“L’adulto deve dare e fare quel tanto che è necessario affinchè il bambino possa utilmente agire da solo: se fa meno del necessario, il bambino non può agire utilmente, se l’adulto fa più del necessario, e perciò si impone o si sostituisce al bambino, spegne i suoi impulsi fattivi. Esiste dunque un intervento determinabile: c’è un limite perfetto da raggiungere, che si potrebbe chiamare «la soglia dell’intervento»”.
(MARIA MONTESSORI)
Spesso i genitori con cui ho il piacere di lavorare mi chiedono:
“Fin dove posso lasciare che il bambino si spinga senza il mio intervento? Qual è il limite da non oltrepassare perché mio figlio non diventi né un tiranno, né un robot?”.
La risposta la troviamo nelle sapienti parole di Maria Montessori che scrive:
“Occorre veramente mettersi sul sentiero dell’osservazione e delle scoperte al fine di penetrare la mente del bambino (…) Cosa non facile (…)”.
È necessario coltivare particolare sensibilità e attenzione che ci permettano, come adulti educatori, di riconoscere quando è opportuno fornire aiuto ai nostri bambini.
Siamo utili solo nel momento in cui nostro figlio non può fare da sé.
Questa è la soglia da non oltrepassare!
Quel limite della porta che segna il confine tra me adulto e il mondo interno del bambino e che dovremmo varcare solo dopo esserci chiesti: “Posso entrare o è meglio rimanere in attesa? Può essere di aiuto il mio intervento o rischia di trasformarsi in un ostacolo? Devo vietarglielo o è meglio che sperimenti da sé?”.
Certo ci vuole tempo!
L’aiuto inutile non fa altro che mortificare il bambino che sta consolidando nuove abilità, lo ostacola nella sua concentrazione, diventa una vera e propria aggressione nei confronti della sua indipendenza e degenera in quella che Maria Montessori definisce come lotta tra l’adulto e il bambino.
Un conflitto senza tregua che accompagna il piccolo dalla nascita e per tutto il suo sviluppo e che cela la grande paura dell’adulto nel favorire la forte spinta del bambino verso l’autonomia: dover limitare il proprio potere nei confronti di colui che riteniamo debole, doversi spostare dal centro alla periferia, perché sia veramente il bambino il protagonista della sua crescita.
Concludo con uno dei tanti racconti didattici di Milton Erickson, psichiatra e psicoterapeuta statunitense che, a parer mio, illustra con molta chiarezza l’arte di saper intervenire al momento giusto.
Un giorno, Milton Erickson, grande psicologo, tornando a casa da scuola, trovò un cavallo che era scappato ed era entrato nel campo di un contadino, alla ricerca di un po’ di acqua da bere.

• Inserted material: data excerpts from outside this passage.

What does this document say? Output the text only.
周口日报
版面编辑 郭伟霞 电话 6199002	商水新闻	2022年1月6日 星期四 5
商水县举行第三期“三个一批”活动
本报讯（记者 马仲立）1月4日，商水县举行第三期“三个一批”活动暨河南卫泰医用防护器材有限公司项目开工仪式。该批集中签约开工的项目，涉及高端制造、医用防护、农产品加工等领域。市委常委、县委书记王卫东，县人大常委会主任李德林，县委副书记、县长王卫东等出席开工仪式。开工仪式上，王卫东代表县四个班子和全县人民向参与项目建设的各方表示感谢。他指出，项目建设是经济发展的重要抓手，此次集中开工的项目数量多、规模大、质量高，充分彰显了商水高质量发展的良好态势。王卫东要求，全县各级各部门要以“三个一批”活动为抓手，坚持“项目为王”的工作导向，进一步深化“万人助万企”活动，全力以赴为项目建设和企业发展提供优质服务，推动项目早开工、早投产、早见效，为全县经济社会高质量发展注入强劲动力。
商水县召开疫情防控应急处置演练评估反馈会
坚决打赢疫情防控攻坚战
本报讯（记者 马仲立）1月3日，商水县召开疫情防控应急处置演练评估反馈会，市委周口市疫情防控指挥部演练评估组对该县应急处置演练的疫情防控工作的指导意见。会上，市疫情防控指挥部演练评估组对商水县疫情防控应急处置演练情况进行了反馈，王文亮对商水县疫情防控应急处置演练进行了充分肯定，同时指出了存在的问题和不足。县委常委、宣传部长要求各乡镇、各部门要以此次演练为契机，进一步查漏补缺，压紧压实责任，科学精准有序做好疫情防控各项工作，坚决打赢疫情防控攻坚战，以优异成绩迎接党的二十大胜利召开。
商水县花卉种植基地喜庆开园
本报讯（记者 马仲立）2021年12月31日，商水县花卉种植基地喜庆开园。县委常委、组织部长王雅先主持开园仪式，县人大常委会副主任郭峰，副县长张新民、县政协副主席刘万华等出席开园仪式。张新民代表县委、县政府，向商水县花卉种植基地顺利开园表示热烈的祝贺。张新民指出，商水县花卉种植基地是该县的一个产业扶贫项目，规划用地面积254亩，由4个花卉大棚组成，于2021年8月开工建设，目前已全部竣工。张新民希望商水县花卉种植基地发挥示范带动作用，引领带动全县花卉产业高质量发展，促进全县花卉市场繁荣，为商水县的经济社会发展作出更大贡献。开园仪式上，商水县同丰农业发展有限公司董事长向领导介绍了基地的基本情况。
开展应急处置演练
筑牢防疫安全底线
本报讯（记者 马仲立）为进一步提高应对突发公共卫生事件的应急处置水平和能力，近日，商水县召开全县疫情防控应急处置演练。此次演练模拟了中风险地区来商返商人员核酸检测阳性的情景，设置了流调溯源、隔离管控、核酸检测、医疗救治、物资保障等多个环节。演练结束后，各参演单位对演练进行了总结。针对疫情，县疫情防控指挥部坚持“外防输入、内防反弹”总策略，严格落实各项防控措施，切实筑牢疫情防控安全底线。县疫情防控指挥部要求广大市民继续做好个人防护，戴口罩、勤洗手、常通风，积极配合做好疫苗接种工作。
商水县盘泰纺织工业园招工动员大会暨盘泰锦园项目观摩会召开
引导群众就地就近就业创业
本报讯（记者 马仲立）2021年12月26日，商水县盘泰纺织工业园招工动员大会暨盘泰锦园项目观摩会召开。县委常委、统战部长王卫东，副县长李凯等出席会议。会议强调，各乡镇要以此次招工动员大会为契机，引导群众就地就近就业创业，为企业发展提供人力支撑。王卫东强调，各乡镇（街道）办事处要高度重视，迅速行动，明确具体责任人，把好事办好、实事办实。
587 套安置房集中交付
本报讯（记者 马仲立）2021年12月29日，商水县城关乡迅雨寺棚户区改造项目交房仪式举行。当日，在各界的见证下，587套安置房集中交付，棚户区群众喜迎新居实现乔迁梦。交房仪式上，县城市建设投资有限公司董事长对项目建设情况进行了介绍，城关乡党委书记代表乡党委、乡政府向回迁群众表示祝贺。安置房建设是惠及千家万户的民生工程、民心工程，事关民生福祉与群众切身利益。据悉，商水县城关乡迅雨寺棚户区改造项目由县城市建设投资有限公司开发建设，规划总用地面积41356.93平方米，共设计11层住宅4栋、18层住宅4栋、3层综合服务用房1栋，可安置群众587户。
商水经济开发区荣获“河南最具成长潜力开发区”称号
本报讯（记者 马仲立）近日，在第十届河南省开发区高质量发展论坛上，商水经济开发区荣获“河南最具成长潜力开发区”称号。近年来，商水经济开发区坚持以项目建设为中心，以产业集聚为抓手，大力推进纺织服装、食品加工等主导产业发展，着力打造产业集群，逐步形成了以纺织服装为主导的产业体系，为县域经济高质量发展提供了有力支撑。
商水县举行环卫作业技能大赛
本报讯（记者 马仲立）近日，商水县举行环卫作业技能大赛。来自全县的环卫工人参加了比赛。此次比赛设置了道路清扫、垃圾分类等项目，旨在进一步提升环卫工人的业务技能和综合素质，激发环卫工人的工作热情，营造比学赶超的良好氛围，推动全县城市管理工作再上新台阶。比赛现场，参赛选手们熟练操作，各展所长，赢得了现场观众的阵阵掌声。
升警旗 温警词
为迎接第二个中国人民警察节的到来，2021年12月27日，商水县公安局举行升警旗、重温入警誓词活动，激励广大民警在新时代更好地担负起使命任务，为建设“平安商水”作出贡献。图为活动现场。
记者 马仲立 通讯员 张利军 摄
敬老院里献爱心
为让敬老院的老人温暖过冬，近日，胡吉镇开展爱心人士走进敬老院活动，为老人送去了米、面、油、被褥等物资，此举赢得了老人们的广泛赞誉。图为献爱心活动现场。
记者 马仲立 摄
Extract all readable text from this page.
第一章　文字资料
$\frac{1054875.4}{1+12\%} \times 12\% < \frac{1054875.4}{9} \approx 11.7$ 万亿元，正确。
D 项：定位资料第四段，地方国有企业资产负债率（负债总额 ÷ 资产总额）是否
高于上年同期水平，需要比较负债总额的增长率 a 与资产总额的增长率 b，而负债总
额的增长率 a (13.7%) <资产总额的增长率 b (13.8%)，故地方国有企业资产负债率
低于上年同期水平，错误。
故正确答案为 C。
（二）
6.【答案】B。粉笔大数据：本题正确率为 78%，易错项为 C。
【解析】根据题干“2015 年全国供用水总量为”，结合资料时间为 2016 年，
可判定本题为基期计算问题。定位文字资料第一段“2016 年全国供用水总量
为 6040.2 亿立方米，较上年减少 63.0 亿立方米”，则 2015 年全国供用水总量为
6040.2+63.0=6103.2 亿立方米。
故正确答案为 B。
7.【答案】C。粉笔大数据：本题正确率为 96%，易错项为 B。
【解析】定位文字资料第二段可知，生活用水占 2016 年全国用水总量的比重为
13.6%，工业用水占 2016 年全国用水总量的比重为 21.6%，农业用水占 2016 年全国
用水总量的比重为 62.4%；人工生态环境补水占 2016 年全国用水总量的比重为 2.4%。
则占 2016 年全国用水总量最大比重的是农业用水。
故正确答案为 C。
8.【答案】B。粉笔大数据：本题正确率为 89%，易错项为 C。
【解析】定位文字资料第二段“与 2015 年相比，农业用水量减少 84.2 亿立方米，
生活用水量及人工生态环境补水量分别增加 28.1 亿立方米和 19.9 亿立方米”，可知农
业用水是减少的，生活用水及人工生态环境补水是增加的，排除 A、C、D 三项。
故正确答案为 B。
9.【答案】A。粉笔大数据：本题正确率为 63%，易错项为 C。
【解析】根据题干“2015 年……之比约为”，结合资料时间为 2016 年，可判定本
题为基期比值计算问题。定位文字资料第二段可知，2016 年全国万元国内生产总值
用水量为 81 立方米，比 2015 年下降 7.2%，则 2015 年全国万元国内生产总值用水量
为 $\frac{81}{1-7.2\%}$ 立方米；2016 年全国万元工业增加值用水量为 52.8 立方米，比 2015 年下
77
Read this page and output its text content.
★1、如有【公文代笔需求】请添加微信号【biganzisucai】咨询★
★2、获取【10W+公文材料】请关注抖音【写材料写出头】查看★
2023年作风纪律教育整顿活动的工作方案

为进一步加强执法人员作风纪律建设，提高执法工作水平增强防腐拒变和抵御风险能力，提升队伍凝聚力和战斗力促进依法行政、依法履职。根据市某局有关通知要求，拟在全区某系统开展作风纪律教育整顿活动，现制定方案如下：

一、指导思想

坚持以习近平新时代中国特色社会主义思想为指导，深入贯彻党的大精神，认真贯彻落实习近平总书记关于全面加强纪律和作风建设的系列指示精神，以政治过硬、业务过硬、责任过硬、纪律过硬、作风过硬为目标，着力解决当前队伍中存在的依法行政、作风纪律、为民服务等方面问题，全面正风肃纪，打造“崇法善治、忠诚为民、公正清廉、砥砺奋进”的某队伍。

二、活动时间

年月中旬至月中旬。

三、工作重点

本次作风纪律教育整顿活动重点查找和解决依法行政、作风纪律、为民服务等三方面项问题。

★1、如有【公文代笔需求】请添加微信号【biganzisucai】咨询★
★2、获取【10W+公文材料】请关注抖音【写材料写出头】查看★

Il contadino non l’aveva visto, così Erickson decise di occuparsene per riportarlo a casa.
Gli saltò in groppa e lasciò decidere all’animale in che direzione andare.
Di tanto in tanto il cavallo si allontanava dalla strada o si fermava a brucare l’erba in un prato. Solo in queste occasioni Erickson interveniva riportandolo delicatamente sulla strada. Dopo circa 6 chilometri il cavallo si infilò nel recinto di una fattoria e il proprietario disse a Milton: “Ma dove l’hai trovato?”
“A circa sei chilometri da qui”, rispose Erickson .
Il proprietario lo ringraziò per averglielo riportato e gli disse: “Come hai fatto a sapere che era mio e che viveva qui?”.
Erickson gli rispose: “Io non lo sapevo, lui sì. Mi è bastato metterlo sulla strada”.
Lasciamo che sia il bambino a “guidarci”, a farci comprendere quali siano le sue reali necessità, la meta giusta verso cui dirigerlo.
Coltiviamo quell’arte raffinata che ci aiuti a saper distinguere il momento giusto per intervenire e non disturbare o deviare il suo percorso di crescita.